Nonostante la genericità della sua struttura però, per Harper Star Wars Outlaws riesce comunque a essere un prodotto apprezzabile, soprattutto grazie ai suoi personaggi e a quanto riesce a essere così fedele a Star Wars: «Anche se non sono così impallinato della mitologia di Star Wars come lo sono molti fan, penso che Massive Entertainment abbia fatto un grandissimo lavoro nel ricreare l’atmosfera di tutte le ambientazioni dei film e delle serie. Mos Eisley è esattamente come mi sono sempre immaginato che fosse dopo aver visto Una nuova speranza».

Chris Tapsell invece, in quella che è la recensione più critica del gioco, sottolinea come i mondi aperti siano ambienti pieni di missioni e meccaniche diverse di gioco, ma che queste siano in generale sviluppate in maniera superficiale, non permettendo così al gioco di eccellere in alcun aspetto. «Mancano le missioni di infiltrazioni piene di possibilità della serie Arkham», scrive Tapsell, «mancano le opzioni che offre il sistema di gioco di Dishonored, la velocità frenetica e la soddisfazione nell’eliminare i nemici in Assassin’s Creed. Manca la raffinata linearità e il fascino di Uncharted. Mancano le animazioni fluide delle arrampicate tra le piattaforme colorate di giallo di Horizon, o la pura gioia di costruire un gioco attorno al concetto di piattaforme, come in Star Wars Jedi».

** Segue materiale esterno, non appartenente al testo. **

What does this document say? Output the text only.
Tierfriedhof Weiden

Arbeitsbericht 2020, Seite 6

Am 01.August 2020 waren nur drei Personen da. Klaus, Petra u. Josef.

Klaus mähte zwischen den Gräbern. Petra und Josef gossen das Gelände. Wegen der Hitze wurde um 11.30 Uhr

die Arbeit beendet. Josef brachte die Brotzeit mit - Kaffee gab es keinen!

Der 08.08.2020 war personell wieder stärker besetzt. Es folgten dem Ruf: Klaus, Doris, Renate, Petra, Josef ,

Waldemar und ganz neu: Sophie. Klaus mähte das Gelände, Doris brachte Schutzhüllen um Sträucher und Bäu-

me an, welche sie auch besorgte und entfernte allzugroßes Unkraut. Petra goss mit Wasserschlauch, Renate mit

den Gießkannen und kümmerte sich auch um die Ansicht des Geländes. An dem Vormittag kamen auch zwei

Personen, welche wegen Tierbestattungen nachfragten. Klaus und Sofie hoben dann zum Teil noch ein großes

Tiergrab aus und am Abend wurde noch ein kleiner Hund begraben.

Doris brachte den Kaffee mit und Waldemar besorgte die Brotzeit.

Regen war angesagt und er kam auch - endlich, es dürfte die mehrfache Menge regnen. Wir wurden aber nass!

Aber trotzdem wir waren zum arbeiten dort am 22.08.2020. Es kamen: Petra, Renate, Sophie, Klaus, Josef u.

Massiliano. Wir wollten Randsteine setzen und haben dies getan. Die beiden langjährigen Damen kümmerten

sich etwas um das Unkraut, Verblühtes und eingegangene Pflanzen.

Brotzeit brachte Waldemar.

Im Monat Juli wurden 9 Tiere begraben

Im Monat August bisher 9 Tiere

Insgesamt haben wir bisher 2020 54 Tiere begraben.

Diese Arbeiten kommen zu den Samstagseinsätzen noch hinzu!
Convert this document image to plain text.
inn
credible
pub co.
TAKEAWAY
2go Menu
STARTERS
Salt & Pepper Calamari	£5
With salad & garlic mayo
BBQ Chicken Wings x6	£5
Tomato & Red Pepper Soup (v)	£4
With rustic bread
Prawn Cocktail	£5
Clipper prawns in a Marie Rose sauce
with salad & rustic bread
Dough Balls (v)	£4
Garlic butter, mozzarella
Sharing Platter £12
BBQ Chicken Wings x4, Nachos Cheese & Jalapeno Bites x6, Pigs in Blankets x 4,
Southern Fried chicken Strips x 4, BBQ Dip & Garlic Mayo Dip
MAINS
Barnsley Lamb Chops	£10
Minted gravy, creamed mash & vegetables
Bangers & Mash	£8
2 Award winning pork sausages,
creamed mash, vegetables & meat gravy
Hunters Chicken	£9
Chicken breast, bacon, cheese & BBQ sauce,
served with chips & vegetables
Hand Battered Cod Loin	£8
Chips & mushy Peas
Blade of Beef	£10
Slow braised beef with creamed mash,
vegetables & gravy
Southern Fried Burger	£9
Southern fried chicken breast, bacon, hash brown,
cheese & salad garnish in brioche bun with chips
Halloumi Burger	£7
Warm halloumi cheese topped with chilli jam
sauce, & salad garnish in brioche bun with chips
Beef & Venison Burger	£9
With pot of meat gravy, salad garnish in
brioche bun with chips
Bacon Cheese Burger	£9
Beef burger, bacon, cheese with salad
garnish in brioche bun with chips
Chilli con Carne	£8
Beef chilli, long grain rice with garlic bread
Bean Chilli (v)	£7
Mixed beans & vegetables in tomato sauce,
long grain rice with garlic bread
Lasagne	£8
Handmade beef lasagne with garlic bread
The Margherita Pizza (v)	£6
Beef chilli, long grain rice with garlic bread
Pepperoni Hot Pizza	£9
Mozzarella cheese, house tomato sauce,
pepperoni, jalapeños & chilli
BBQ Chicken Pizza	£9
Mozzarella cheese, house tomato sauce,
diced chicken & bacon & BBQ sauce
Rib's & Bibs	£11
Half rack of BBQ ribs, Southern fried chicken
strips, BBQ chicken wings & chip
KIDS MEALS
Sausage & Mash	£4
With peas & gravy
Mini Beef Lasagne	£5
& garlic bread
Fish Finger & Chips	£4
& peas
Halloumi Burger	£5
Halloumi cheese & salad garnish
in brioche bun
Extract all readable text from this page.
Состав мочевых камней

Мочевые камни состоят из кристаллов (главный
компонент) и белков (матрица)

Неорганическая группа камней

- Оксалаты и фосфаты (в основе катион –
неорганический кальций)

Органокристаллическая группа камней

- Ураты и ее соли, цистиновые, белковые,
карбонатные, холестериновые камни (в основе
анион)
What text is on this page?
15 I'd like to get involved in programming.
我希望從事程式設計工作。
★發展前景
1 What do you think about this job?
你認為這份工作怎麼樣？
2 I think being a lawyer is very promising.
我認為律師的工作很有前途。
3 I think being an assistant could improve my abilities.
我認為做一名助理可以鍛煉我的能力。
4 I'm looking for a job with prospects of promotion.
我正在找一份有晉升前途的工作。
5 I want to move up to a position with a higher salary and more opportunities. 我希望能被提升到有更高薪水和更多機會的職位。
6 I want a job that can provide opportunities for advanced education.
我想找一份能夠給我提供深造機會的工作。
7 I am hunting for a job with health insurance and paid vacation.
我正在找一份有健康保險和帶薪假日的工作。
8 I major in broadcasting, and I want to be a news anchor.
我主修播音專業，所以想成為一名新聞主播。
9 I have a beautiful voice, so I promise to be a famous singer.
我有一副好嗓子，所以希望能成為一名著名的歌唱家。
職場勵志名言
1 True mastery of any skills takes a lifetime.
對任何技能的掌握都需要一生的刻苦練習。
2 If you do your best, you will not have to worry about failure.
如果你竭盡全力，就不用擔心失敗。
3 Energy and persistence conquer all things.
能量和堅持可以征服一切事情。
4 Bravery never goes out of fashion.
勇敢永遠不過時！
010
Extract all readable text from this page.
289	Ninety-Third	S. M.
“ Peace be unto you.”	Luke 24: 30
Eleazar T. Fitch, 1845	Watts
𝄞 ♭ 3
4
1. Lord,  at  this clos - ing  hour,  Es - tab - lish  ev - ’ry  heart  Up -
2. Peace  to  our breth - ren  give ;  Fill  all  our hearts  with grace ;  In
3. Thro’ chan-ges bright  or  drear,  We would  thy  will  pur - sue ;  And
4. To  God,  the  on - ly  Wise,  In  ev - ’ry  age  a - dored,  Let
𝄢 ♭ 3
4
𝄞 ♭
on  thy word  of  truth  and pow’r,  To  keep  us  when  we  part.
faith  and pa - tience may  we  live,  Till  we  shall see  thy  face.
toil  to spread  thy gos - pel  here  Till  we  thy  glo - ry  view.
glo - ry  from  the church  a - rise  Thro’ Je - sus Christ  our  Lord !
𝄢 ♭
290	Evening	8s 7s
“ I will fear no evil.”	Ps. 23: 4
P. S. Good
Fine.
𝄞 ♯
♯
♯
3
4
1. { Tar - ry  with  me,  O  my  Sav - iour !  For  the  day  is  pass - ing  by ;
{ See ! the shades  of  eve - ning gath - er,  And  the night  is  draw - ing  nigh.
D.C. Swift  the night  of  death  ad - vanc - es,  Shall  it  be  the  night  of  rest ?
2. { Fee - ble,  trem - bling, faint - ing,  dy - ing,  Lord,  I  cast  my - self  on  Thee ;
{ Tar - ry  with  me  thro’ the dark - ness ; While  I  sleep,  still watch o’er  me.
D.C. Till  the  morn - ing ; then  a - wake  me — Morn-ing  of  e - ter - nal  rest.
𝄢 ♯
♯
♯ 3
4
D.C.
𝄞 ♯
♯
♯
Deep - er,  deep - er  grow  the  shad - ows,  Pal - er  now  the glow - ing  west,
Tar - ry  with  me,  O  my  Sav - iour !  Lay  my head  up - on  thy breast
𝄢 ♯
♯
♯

– Leggi anche: Ricreare gli abbracci nei videogiochi è difficilissimo

Per Gene Park del Washington Post invece l’aver creato uno schema riconoscibile sempre uguale è un merito, perché è diventato negli anni qualcosa di apprezzato e soprattutto affidabile, qualcosa che i giocatori cercano, visto che i giochi delle serie Ubisoft vendono ogni volta milioni di copie. Secondo Park infatti nonostante spesso gli utenti e la stampa parlino della struttura dei giochi a mondo aperto di Ubisoft con una certa sufficienza, «Star Wars Outlaws dovrebbe ricordare a tutti come mai quella formula sia diventata così popolare». «Talvolta questi giochi», continua Park, «vengono derisi e definiti “giochi con la lista della spesa”, cioè titoli che hanno letteralmente al loro interno una lista di attività da spuntare (come assaltare accampamenti di banditi o raccogliere oggetti). Outlaws è effettivamente uno di quei giochi, ma allo stesso tempo è anche un prodotto che spunta tutte le caselle che dovrebbe spuntare un gioco a mondo aperto moderno, di qualità e dall’alto valore produttivo».

Negli ultimi anni Disney sta rivitalizzando l’universo di Star Wars producendo diversi nuovi giochi, film e serie TV, vista anche l’esigenza di rendere il catalogo della sua piattaforma di streaming Disney+ più vario e con contenuti esclusivi. Alcuni prodotti, come nel caso dei videogiochi Jedi: Fallen Order o delle serie The Mandalorian e Andor, sono stati molto apprezzati. Altri invece, come Obi-Wan Kenobi e la recente The Acolyte, non hanno invece lasciato il segno. Nei prossimi anni sono previste nuove serie, nuovi film (ce ne sono in diversi stadi di produzione almeno cinque) e nuovi videogiochi, tra cui Star Wars Eclipse, prodotto da Quantic Dream (Heavy Rain, Detroit: Become Human) e un titolo ancora senza nome sviluppato da Skydance New Media, lo studio fondato da Amy Hennig, che è stata la direttrice creativa di Naughty Dog, per cui ha anche scritto i primi tre titoli della serie Uncharted.